Microentrepreneurship is a mechanism that can engage alienated segments of the host community in making income from tourism, because it is under-regulated and outside the sphere of influence of the formal industry. Microentrepreneurship is not as susceptible to the control of tourism tycoons, because it is unscripted, requires low investment capital and does not need to be integrated in formal distribution systems. Microentrepreneurship is the most meaningful and impactful way for locals to get involved in the tourism industry. Moreover, the sense of ownership of a tourism business is seen as a central tenet to self-reliant and self-determined development of the individual and the community as well as his or her involvement in decisions that affect the industry in the community.
What kinds of things can all of the hospitality businesses in our county and even the Greater Raleigh CVB learn from P1t’s research?
To foster livelihoods, equal prosperity and hope among our community’s citizens, our hospitality businesses would need to promote inclusiveness by respecting and integrating local peoples’ knowledge and participation into their multilayered operations. The local people are gems in the overall success and preservation of local sociocultural assets. They could partner with and/or fund university projects that would potentially enhance their community-friendliness, inclusiveness and reputation.

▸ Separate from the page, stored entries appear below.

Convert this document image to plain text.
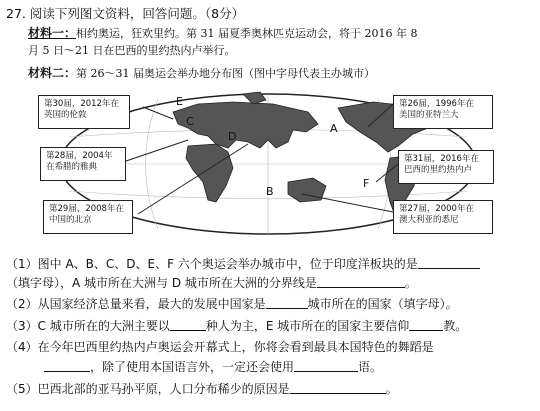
27. 阅读下列图文资料，回答问题。（8分）
材料一：相约奥运，狂欢里约。第 31 届夏季奥林匹克运动会，将于 2016 年 8
月 5 日～21 日在巴西的里约热内卢举行。
材料二：第 26～31 届奥运会举办地分布图（图中字母代表主办城市）
E
C
D
A
B
F
第30届，2012年在
英国的伦敦
第28届，2004年
在希腊的雅典
第29届，2008年在
中国的北京
第26届，1996年在
美国的亚特兰大
第31届，2016年在
巴西的里约热内卢
第27届，2000年在
澳大利亚的悉尼
（1）图中 A、B、C、D、E、F 六个奥运会举办城市中，位于印度洋板块的是
（填字母），A 城市所在大洲与 D 城市所在大洲的分界线是	。
（2）从国家经济总量来看，最大的发展中国家是	城市所在的国家（填字母）。
（3）C 城市所在的大洲主要以	种人为主，E 城市所在的国家主要信仰	教。
（4）在今年巴西里约热内卢奥运会开幕式上，你将会看到最具本国特色的舞蹈是
，除了使用本国语言外，一定还会使用	语。
（5）巴西北部的亚马孙平原，人口分布稀少的原因是	。
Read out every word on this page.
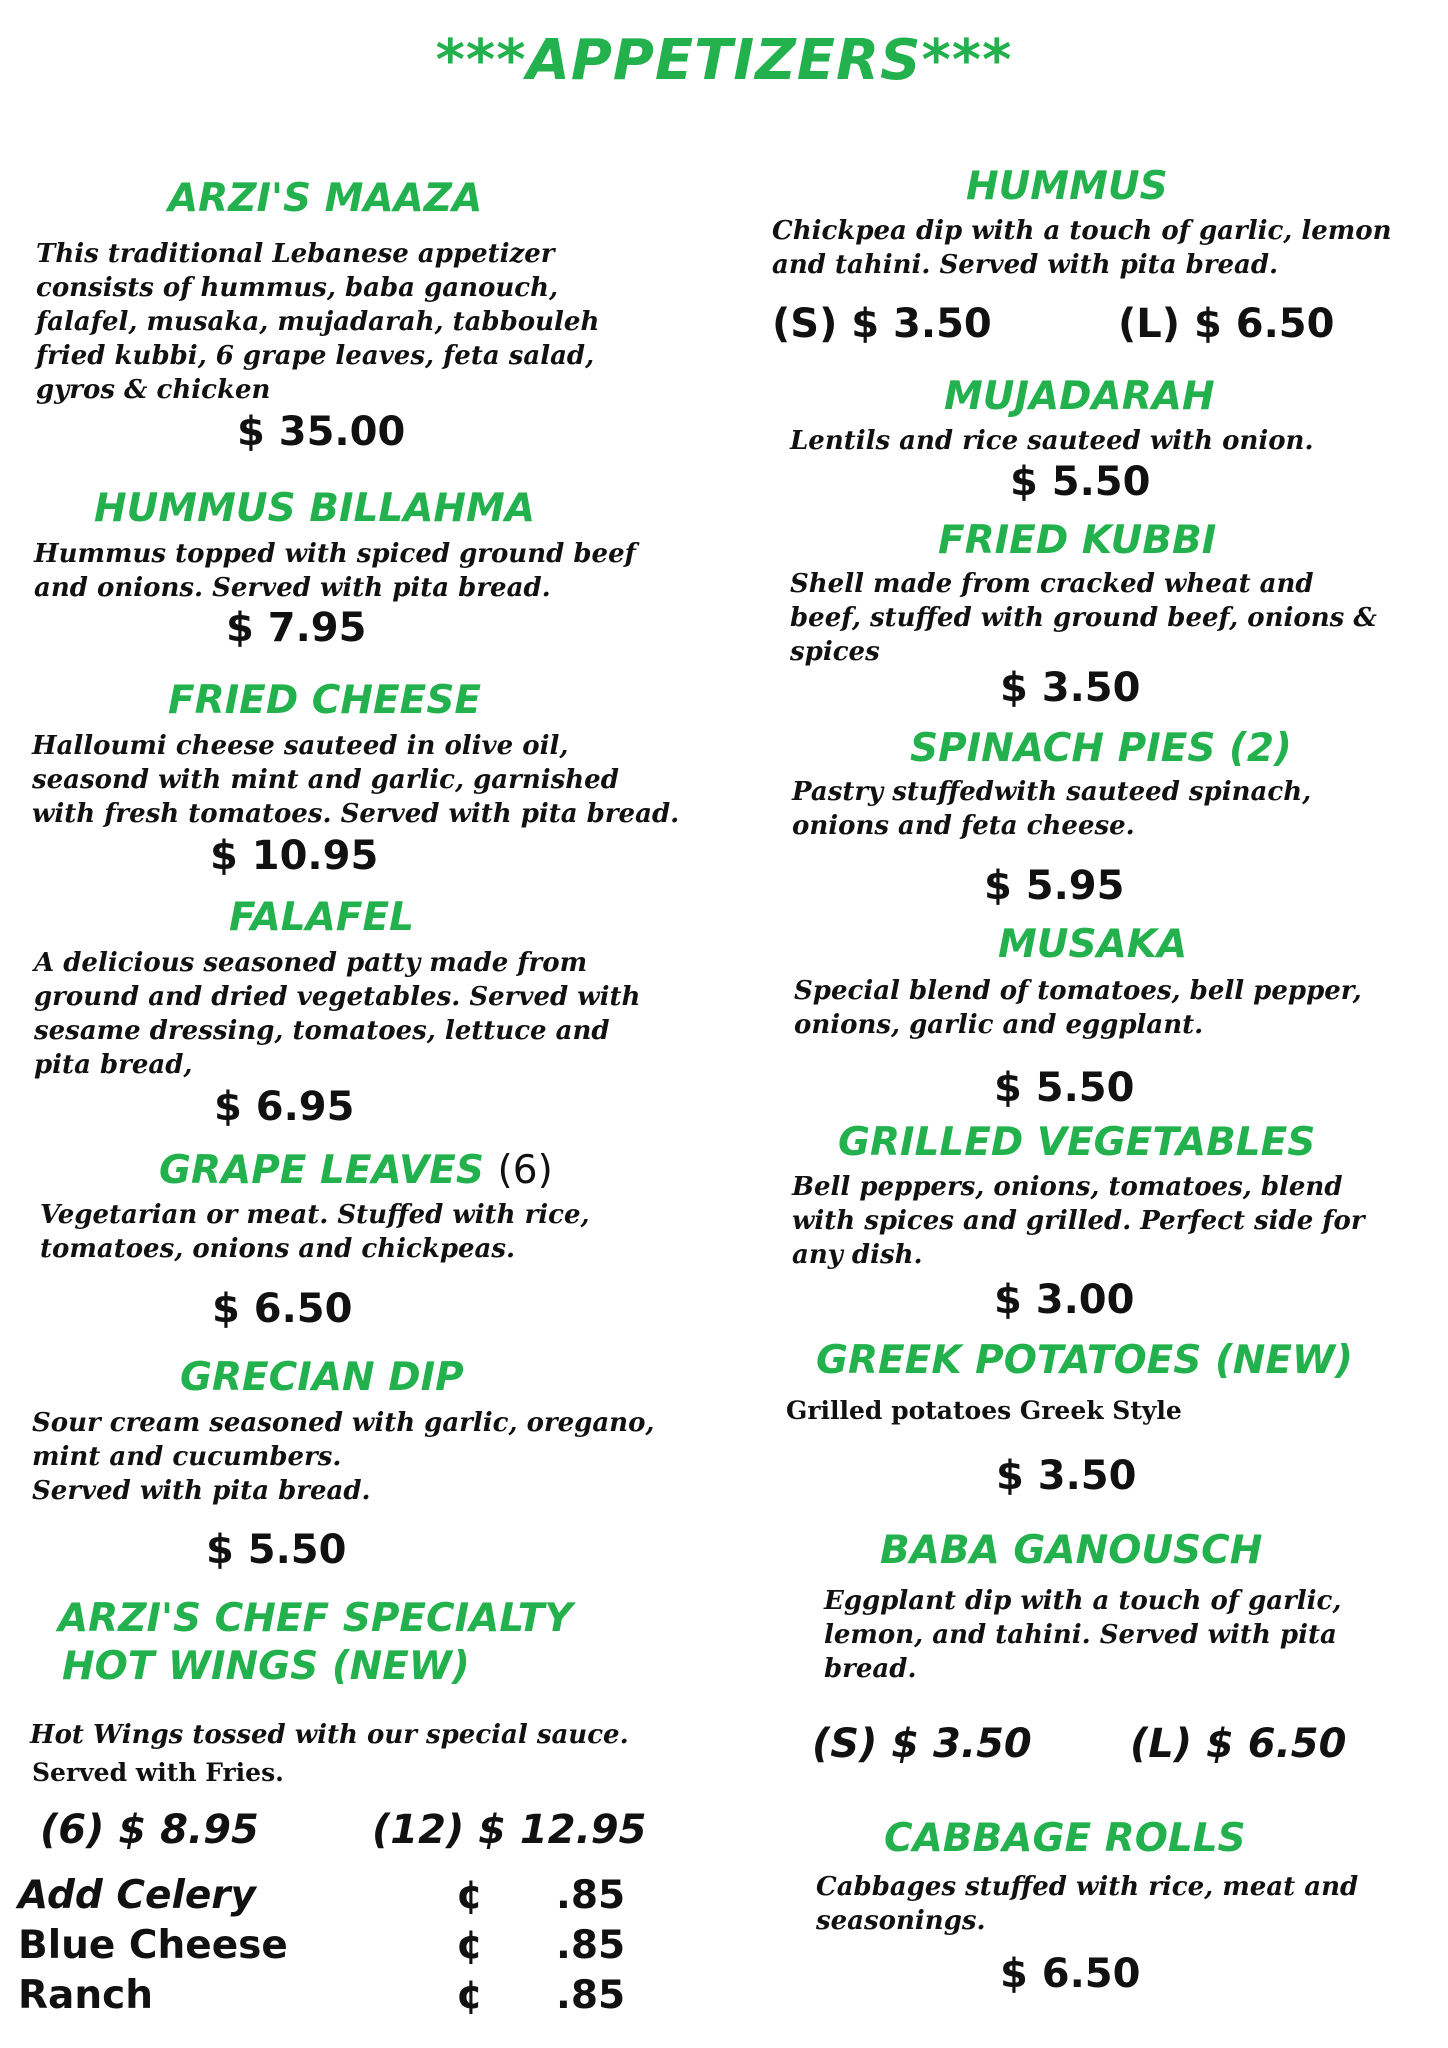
***APPETIZERS***
ARZI'S MAAZA
This traditional Lebanese appetizer
consists of hummus, baba ganouch,
falafel, musaka, mujadarah, tabbouleh
fried kubbi, 6 grape leaves, feta salad,
gyros & chicken
$ 35.00
HUMMUS BILLAHMA
Hummus topped with spiced ground beef
and onions. Served with pita bread.
$ 7.95
FRIED CHEESE
Halloumi cheese sauteed in olive oil,
seasond with mint and garlic, garnished
with fresh tomatoes. Served with pita bread.
$ 10.95
FALAFEL
A delicious seasoned patty made from
ground and dried vegetables. Served with
sesame dressing, tomatoes, lettuce and
pita bread,
$ 6.95
GRAPE LEAVES (6)
Vegetarian or meat. Stuffed with rice,
tomatoes, onions and chickpeas.
$ 6.50
GRECIAN DIP
Sour cream seasoned with garlic, oregano,
mint and cucumbers.
Served with pita bread.
$ 5.50
ARZI'S CHEF SPECIALTY
HOT WINGS (NEW)
Hot Wings tossed with our special sauce.
Served with Fries.
(6) $ 8.95	(12) $ 12.95
Add Celery	¢ .85
Blue Cheese	¢ .85
Ranch	¢ .85
HUMMUS
Chickpea dip with a touch of garlic, lemon
and tahini. Served with pita bread.
(S) $ 3.50	(L) $ 6.50
MUJADARAH
Lentils and rice sauteed with onion.
$ 5.50
FRIED KUBBI
Shell made from cracked wheat and
beef, stuffed with ground beef, onions &
spices
$ 3.50
SPINACH PIES (2)
Pastry stuffedwith sauteed spinach,
onions and feta cheese.
$ 5.95
MUSAKA
Special blend of tomatoes, bell pepper,
onions, garlic and eggplant.
$ 5.50
GRILLED VEGETABLES
Bell peppers, onions, tomatoes, blend
with spices and grilled. Perfect side for
any dish.
$ 3.00
GREEK POTATOES (NEW)
Grilled potatoes Greek Style
$ 3.50
BABA GANOUSCH
Eggplant dip with a touch of garlic,
lemon, and tahini. Served with pita
bread.
(S) $ 3.50 (L) $ 6.50
CABBAGE ROLLS
Cabbages stuffed with rice, meat and
seasonings.
$ 6.50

Besides, the hospitality businesses can support the existence and sustainability of small, local businesses that serve in tourism industry through innovative methods (such as our Fork to Farmer venture, ultimately increasing local farm visits, diversifying income for the farmers and boosting rural agritourism).
Do you think it is vital to preserve the rural parts of Wake County while the area is also becoming more urban?
In my opinion, the answer is dependent on how we interpret urban and rural. From the U.S. Census we can see that rural is defined as everything that is not urban, while in the modern era, the boundaries between urban and rural are vanishing. This is how the world tends to grow.
Nowadays, the differences between urban and rural are often based in sociocultural and political aspects. But, it should not be ignored that people in our rural regions are very smart, ambitious, think innovatively and value progress and prosperity. Blending them into the urban systems would be highly advantageous for urban-centered businesses, while their displacement is harmful for rural regions. Their integration into tourism policy-making and developments would be highly beneficial for the support, sustainable growth and profit-making of tourism businesses too.
In one of the interviews I conducted with a local farmer during my research, she emphasized that we need to teach our children where food comes from and how hard is to produce “cosmetically perfect” food. The closeness of farms to our urban regions encourages our children to become more familiar with processes of food production, as well as to find a space to unwind and relax, be creative and get away from the jungle of concrete buildings. Moreover, tourists also like the dynamics of urban and rural and the contrasts, while finding more cultural values in rural regions.
If you’d like to know more about urban and rural dynamics and its foundational theories in the context of North Carolina, I recommend you read my dissertation research titled “An Urbannormative and Orientalist Critique of the Representational Bias in Rural Tourism.”